One such story features Hanuman as a child. Seeing the rising sun as a ripe mango, he leaps to eat it, driven by hunger and innocence. Indra strikes him down in fear, Vayu halts the winds in protest, and the cosmos slips into imbalance until Hanuman is healed and blessed. This is not just a playful tale. In yogic symbolism, the sun represents wisdom and illumination, and Hanuman’s leap reflects the seeker’s raw hunger for knowledge. Later, Hanuman becomes Surya’s student, flying backward each day to face his teacher—because the sun never stops moving. Learning, the story reminds us, demands effort and constancy.
Another myth from the Markandeya Purana explores solar intensity in relationships. Surya’s wife, Sanjna, overwhelmed by his relentless brilliance, creates a shadow double and retreats into the forest to meditate. Only after Surya’s radiance is reduced—literally shaved down by Vishwakarma—can their relationship be sustained. Even the sun, the myth suggests, must learn moderation.

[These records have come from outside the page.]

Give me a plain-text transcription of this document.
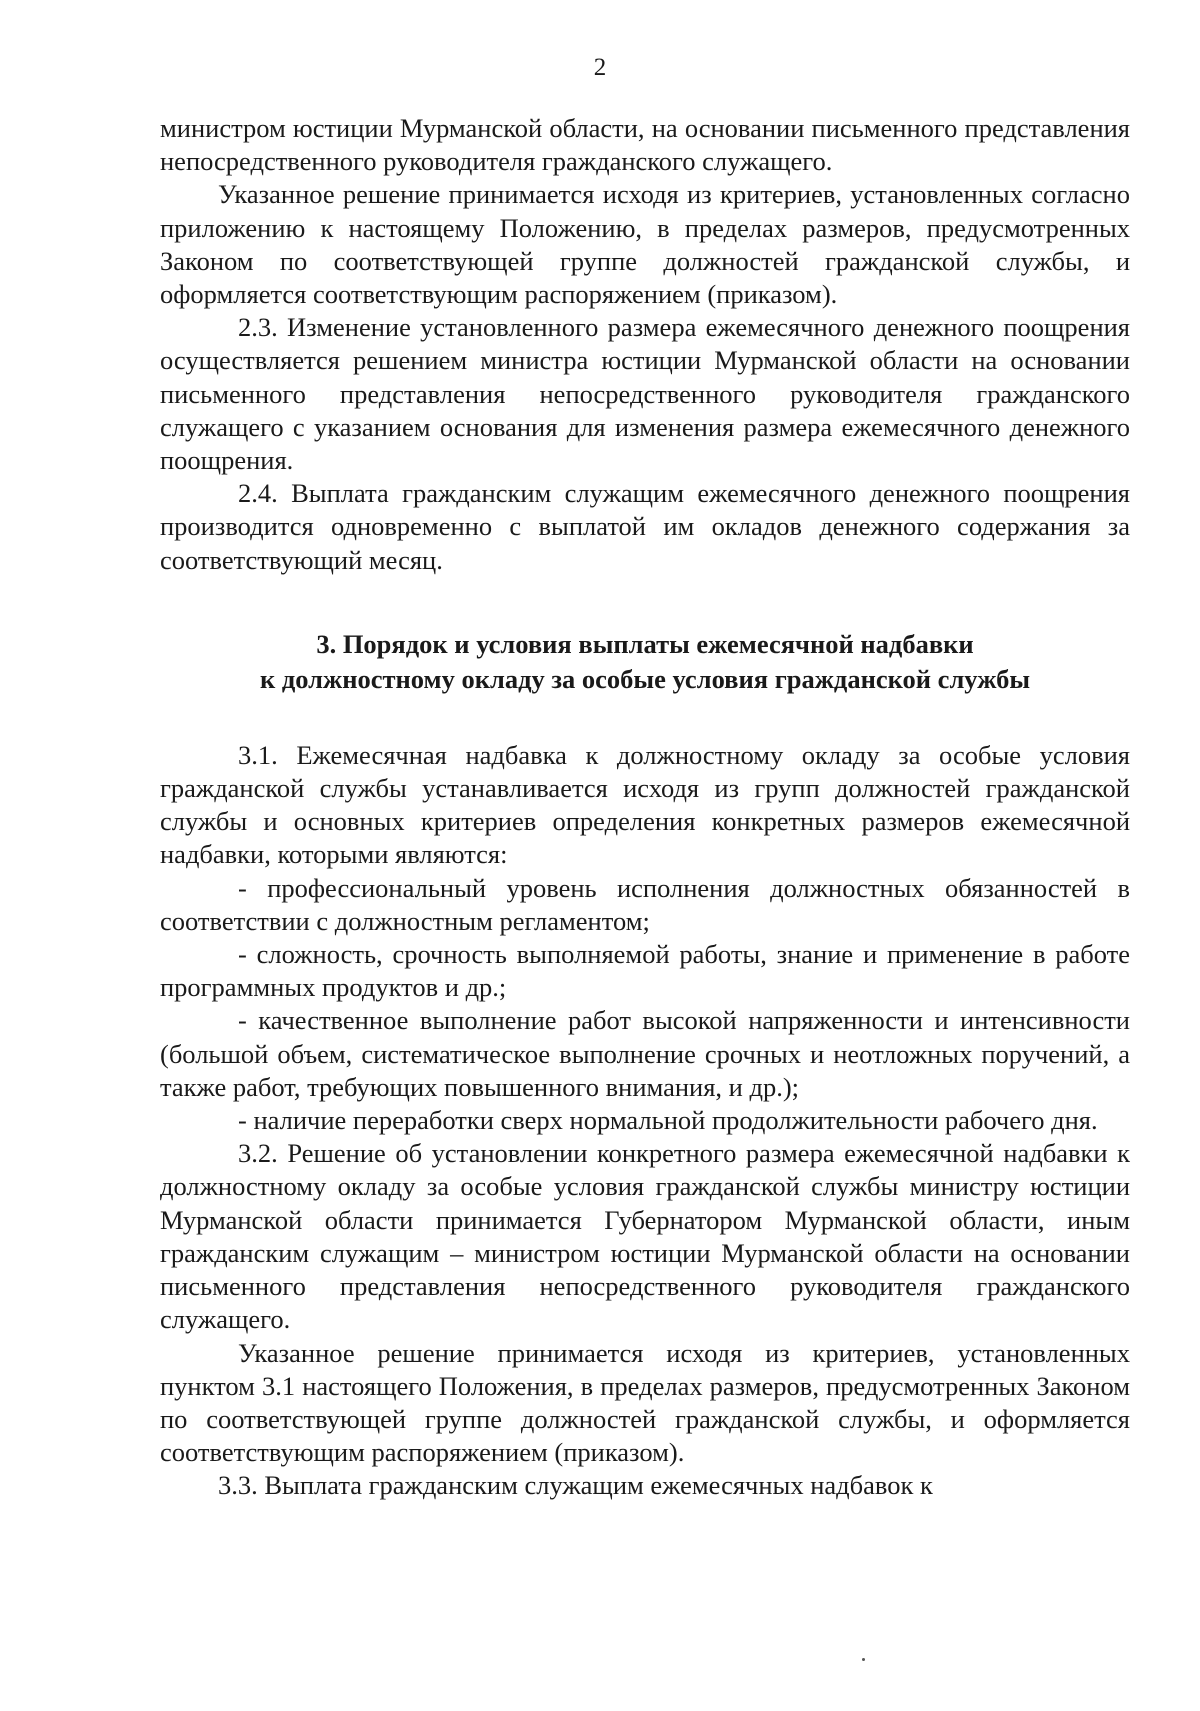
2

министром юстиции Мурманской области, на основании письменного представления непосредственного руководителя гражданского служащего.

Указанное решение принимается исходя из критериев, установленных согласно приложению к настоящему Положению, в пределах размеров, предусмотренных Законом по соответствующей группе должностей гражданской службы, и оформляется соответствующим распоряжением (приказом).

2.3. Изменение установленного размера ежемесячного денежного поощрения осуществляется решением министра юстиции Мурманской области на основании письменного представления непосредственного руководителя гражданского служащего с указанием основания для изменения размера ежемесячного денежного поощрения.

2.4. Выплата гражданским служащим ежемесячного денежного поощрения производится одновременно с выплатой им окладов денежного содержания за соответствующий месяц.

3. Порядок и условия выплаты ежемесячной надбавки
к должностному окладу за особые условия гражданской службы

3.1. Ежемесячная надбавка к должностному окладу за особые условия гражданской службы устанавливается исходя из групп должностей гражданской службы и основных критериев определения конкретных размеров ежемесячной надбавки, которыми являются:

- профессиональный уровень исполнения должностных обязанностей в соответствии с должностным регламентом;

- сложность, срочность выполняемой работы, знание и применение в работе программных продуктов и др.;

- качественное выполнение работ высокой напряженности и интенсивности (большой объем, систематическое выполнение срочных и неотложных поручений, а также работ, требующих повышенного внимания, и др.);

- наличие переработки сверх нормальной продолжительности рабочего дня.

3.2. Решение об установлении конкретного размера ежемесячной надбавки к должностному окладу за особые условия гражданской службы министру юстиции Мурманской области принимается Губернатором Мурманской области, иным гражданским служащим – министром юстиции Мурманской области на основании письменного представления непосредственного руководителя гражданского служащего.

Указанное решение принимается исходя из критериев, установленных пунктом 3.1 настоящего Положения, в пределах размеров, предусмотренных Законом по соответствующей группе должностей гражданской службы, и оформляется соответствующим распоряжением (приказом).

3.3. Выплата гражданским служащим ежемесячных надбавок к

These stories point us inward. In Hatha Yoga, the body is understood as a system of polar forces: Ha (sun) and Tha (moon). Pingala Nadi, flowing along the right side of the body, governs heat, digestion, willpower, and action. This “inner sun” resides in the solar plexus. When it is weak, we feel lethargic and unmotivated. When it burns too hot, we become restless and reactive. Yoga is not about amplifying solar energy endlessly, but about balancing it with its cooling counterpart.
This is why suryanamaskara traditionally honours twelve aspects of the sun, the Adityas. Each round acknowledges a different quality—from Mitra, the gentle morning sun, to Bhaskara, the illuminator. As you move through the sequence, you meet different expressions of sun within yourself.

The next time you practise, or simply feel sunlight on your skin, remember this: in these traditions, the sun is not a distant god. He is a teacher who keeps moving, a force that must be moderated, and a companion who returns each morning without fail. Yoga, in this sense, is a way of aligning with the rhythm that holds the universe together.